During the last couple of months I’ve been working on a project for Uppsala University. The project’s goal is to improve the findability on the university web site. The solution that we are working on is based on Apache Nutch 1.1 in conjunction with Apache Solr 1.4. Nutch provides us with a robust web crawler that scales very well and also gives us a page rank for each page that we can use for relevance tuning. Besides the web information crawled by Nutch, the search application will also be used to search people and organizational information that we index from another source. I thought that I would share some details on how we are using Nutch.
We have made two extensions to Nutch, one is a parser plug-in that can run Open Pipeline embedded in it. This was an important extension in order to get better control of the information that we index to Solr and also to be able to reuse our different Open Pipeline components.

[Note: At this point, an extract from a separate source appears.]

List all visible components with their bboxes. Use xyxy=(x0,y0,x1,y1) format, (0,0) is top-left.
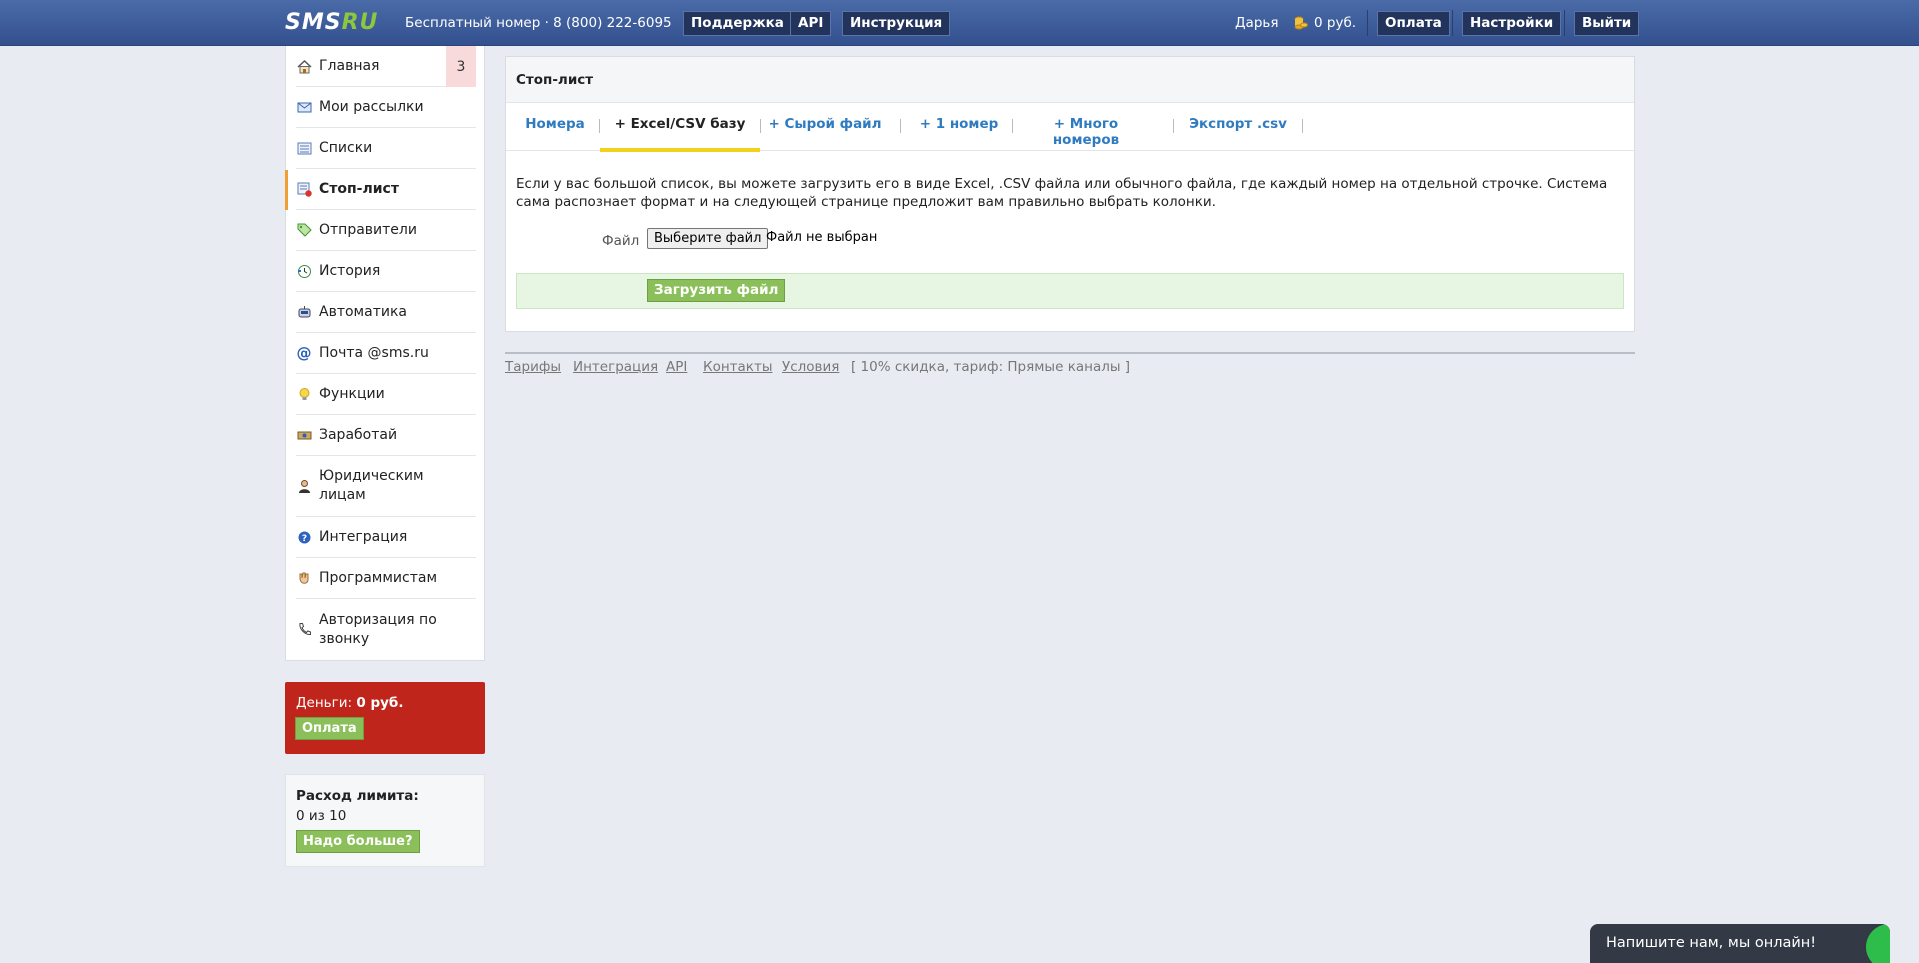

The main stages of the pipeline are the following:
- Extract the encoding of a web page
- Extract all links from a web page
- Extract all headings (hx) from a web page
- Remove all tags that don’t contain complete sentences on a web page
- Extract text and metadata from different types of documents with Tika
- Do some metadata mapping and cleaning
- Populate facets according to metadata and/or URL
- Do static URL ranking
- Replace certain common titles with the largest heading of the web page
The other extension we made to Nutch is an indexing filter that makes sure all our metadata fields are indexed to Solr.
So far so good. The fetching, parsing and indexing works well now and currently our largest challenge is tuning all the different relevance parameters we have, as well as harmonizing the relevance of web information to that of people and organizational information. I will have to get back to you on how that went!